A column definition can specify:
How a field maps to raw data
How its value is parsed and typed
Whether it uniquely identifies a record
Whether it is computed or event-driven
Validation and indexing behavior
Default presentation metadata
To keep responsibilities clear, column configuration is organized into the following categories:
Define identity and structural mapping.
Examples include:
Column name and data mapping
dataType
isPrimaryKey
Formula-based value definitions
These settings determine how records are structurally interpreted.
Control how column values behave after parsing.
Examples include:
Required and readonly rules
Default values
Parsing patterns
Indexing
Display substitutions for null and empty values
These settings influence validation, normalization, and performance.

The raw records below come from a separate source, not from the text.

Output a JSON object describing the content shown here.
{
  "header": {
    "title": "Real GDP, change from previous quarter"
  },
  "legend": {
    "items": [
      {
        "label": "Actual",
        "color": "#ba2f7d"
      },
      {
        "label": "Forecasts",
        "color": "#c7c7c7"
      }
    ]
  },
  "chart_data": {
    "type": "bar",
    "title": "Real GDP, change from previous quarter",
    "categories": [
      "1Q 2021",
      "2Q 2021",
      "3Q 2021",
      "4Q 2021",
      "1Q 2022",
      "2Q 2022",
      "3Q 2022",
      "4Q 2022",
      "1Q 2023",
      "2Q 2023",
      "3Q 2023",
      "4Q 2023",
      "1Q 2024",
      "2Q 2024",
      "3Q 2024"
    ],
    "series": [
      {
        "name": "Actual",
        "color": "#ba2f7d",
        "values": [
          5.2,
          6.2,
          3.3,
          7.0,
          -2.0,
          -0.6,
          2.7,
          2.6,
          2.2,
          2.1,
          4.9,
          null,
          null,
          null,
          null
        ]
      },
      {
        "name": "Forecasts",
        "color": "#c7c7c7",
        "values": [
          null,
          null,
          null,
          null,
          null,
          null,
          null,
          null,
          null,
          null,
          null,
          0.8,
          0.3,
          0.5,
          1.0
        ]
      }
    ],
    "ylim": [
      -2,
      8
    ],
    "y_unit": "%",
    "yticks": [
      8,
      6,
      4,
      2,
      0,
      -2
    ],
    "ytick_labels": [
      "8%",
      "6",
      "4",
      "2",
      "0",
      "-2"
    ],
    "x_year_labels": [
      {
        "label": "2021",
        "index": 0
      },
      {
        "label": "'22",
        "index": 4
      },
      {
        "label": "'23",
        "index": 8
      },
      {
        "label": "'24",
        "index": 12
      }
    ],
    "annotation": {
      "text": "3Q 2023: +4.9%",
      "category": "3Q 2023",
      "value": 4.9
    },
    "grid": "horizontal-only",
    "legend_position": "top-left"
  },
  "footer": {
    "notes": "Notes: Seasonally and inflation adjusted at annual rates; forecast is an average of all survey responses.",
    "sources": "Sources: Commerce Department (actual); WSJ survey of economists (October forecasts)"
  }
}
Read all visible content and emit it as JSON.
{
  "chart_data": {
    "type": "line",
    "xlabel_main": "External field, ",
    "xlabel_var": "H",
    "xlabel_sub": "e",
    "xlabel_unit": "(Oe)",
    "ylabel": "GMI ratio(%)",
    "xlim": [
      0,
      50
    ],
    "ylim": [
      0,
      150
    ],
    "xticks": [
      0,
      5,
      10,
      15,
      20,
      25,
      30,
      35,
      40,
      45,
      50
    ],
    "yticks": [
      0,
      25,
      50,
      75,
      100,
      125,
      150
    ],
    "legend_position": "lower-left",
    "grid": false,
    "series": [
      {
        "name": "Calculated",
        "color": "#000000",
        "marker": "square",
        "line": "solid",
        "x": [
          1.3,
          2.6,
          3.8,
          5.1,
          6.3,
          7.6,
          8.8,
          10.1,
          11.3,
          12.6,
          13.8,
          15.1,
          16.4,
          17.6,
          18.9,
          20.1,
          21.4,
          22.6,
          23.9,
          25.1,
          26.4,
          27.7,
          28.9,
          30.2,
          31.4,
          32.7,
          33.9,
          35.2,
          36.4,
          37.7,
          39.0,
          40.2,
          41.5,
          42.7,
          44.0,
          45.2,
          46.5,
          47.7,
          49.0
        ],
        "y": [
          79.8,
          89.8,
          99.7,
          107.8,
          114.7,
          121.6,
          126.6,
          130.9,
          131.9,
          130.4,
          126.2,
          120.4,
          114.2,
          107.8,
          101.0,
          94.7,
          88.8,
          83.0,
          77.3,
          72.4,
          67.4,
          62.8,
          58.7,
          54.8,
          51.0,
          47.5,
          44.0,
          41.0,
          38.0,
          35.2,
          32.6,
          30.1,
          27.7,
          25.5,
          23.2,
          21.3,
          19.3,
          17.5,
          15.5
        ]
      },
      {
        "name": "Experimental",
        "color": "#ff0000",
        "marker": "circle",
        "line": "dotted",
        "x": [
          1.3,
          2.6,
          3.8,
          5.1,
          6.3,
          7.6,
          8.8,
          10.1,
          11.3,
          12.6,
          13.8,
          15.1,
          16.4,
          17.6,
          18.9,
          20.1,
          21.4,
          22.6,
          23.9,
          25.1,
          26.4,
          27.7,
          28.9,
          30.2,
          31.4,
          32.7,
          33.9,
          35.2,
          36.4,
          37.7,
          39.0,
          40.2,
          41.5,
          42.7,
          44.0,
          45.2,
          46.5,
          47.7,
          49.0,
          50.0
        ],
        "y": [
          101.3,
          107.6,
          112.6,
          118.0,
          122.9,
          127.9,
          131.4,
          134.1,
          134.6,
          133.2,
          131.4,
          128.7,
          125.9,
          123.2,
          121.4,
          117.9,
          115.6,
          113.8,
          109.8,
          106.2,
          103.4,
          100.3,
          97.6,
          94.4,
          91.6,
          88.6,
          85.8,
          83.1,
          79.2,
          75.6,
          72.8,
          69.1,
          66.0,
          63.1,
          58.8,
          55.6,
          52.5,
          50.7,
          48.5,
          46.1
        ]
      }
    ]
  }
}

Enable dynamic and relational behaviors.
Examples include:
Formula columns
Trigger formulas
Lookup definitions
Relationship-aware capabilities
These settings introduce computation and controlled value domains.
Define default presentation behavior when rendered by a view.
Examples include:
Caption and width
Cell styles and header styles
Conditional formatting
Validation rules
Interaction controls
These settings do not modify stored data.
They provide baseline metadata that views can consume and override.
Column definitions belong to the table schema.
They:
Model how data behaves inside DataManager
Remain independent from specific UI implementations
Views consume column metadata to render data.
View-level configuration can override presentation-related settings without altering the schema.
This separation ensures that data modeling and presentation remain decoupled within the documentation system and the product architecture.